After getting the mild outbreak from sulphur baths, I read about homeopathy helping people with other skin ailments, and the homeopathy I used induced a severe outbreak (and overlapping series of outbreaks) that went on for about ten months but is now I think/hope about 70 percent gone. Homeopathic teachers/healers say each person is different, so what works for one person might not work for another. But I'm pretty sure it doesn't hurt if you use the wrong remedy. Also, anyone who's reading this, it really is true that our illnesses are opportunities to have better health than ever before.
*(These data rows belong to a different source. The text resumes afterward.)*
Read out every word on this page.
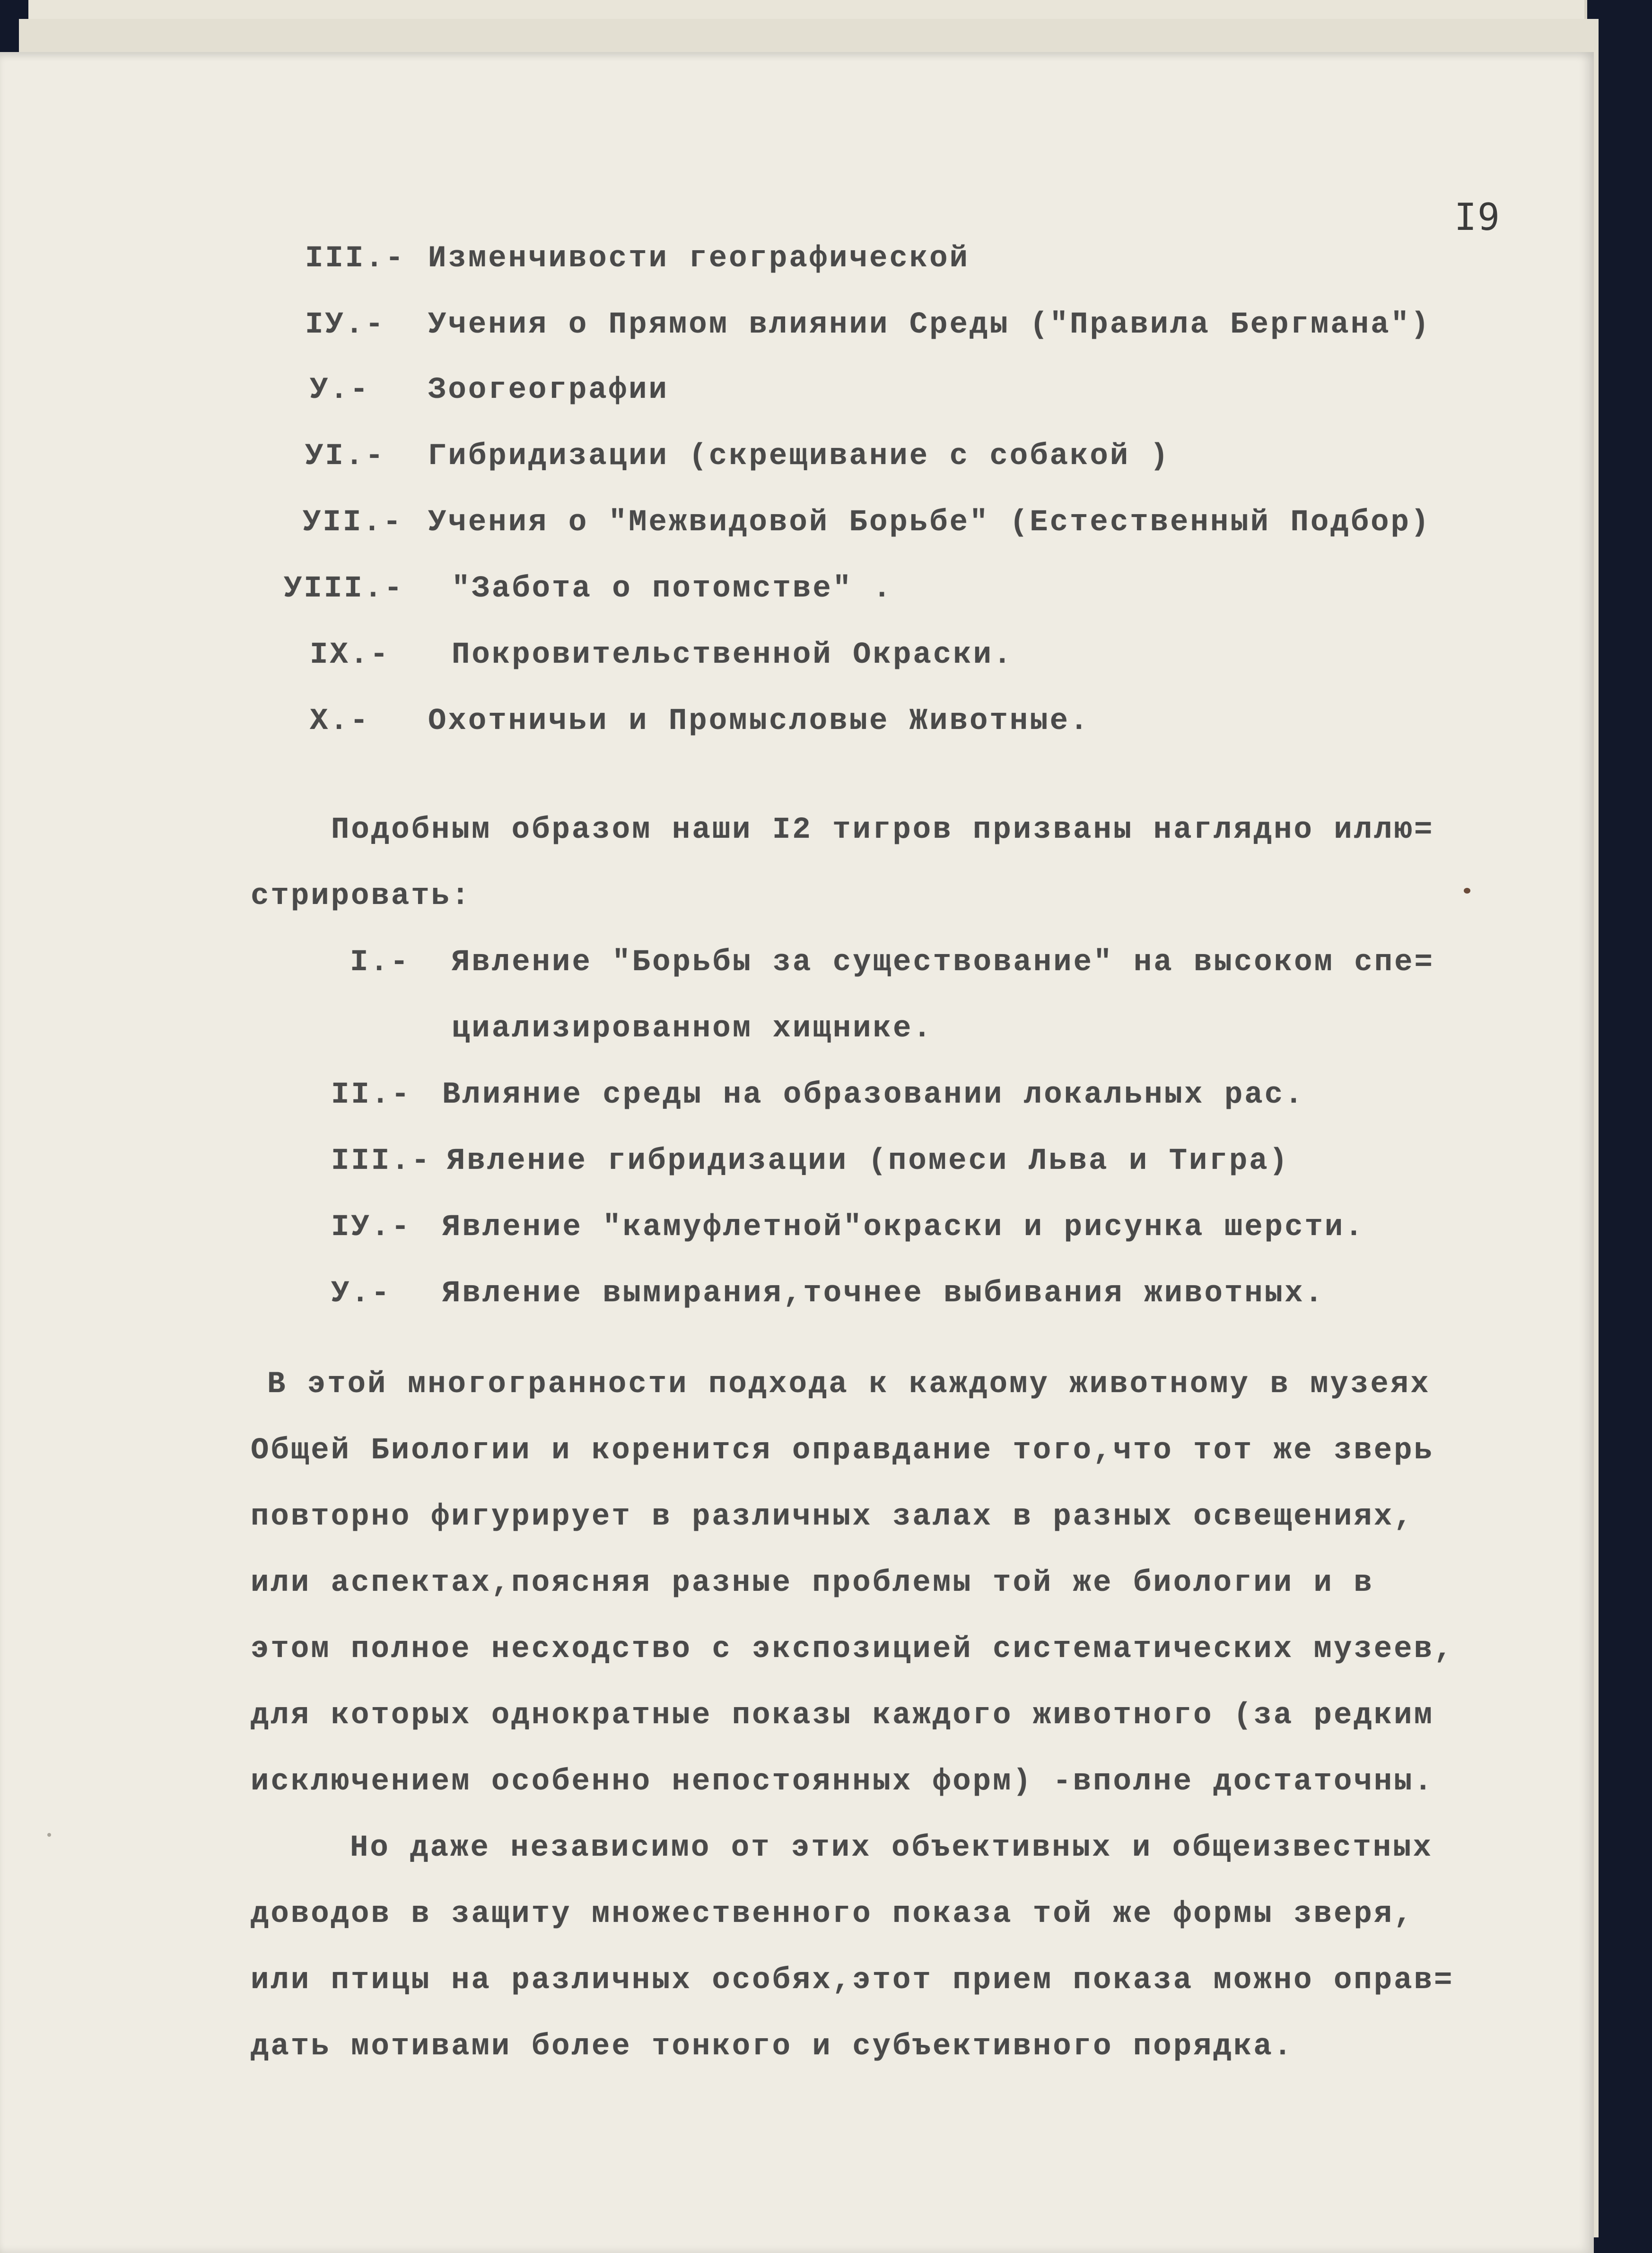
I9
III.- Изменчивости географической
IУ.- Учения о Прямом влиянии Среды ("Правила Бергмана")
У.- Зоогеографии
УI.- Гибридизации (скрещивание с собакой )
УII.- Учения о "Межвидовой Борьбе" (Естественный Подбор)
УIII.- "Забота о потомстве" .
IX.- Покровительственной Окраски.
X.- Охотничьи и Промысловые Животные.
Подобным образом наши I2 тигров призваны наглядно иллю=
стрировать:
I.- Явление "Борьбы за существование" на высоком спе=
циализированном хищнике.
II.- Влияние среды на образовании локальных рас.
III.- Явление гибридизации (помеси Льва и Тигра)
IУ.- Явление "камуфлетной"окраски и рисунка шерсти.
У.- Явление вымирания,точнее выбивания животных.
В этой многогранности подхода к каждому животному в музеях
Общей Биологии и коренится оправдание того,что тот же зверь
повторно фигурирует в различных залах в разных освещениях,
или аспектах,поясняя разные проблемы той же биологии и в
этом полное несходство с экспозицией систематических музеев,
для которых однократные показы каждого животного (за редким
исключением особенно непостоянных форм) -вполне достаточны.
Но даже независимо от этих объективных и общеизвестных
доводов в защиту множественного показа той же формы зверя,
или птицы на различных особях,этот прием показа можно оправ=
дать мотивами более тонкого и субъективного порядка.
For one example, I had a lifelong health problem with my bladder (from age five or earlier) (not an infection, but the many many doctors I went to for help were useless and in some cases harmful) that I had accepted as a horrible but incurable part of my life; my search for a cure for my skin problem led me to homeopathy, which to my complete amazement 80 percent cured me of my lifelong horrible bladder problem before the skin problem was cured. Actually, the skin problem is slowly slowly slowly but very surely going away still. I didn't have hope for a long time, and now I'm certain it's so conquered that its disappearance is going to continue until it's completely gone. (By the way, for sulphur baths, you can use epsom salt from the drug store or go to a natural spring.)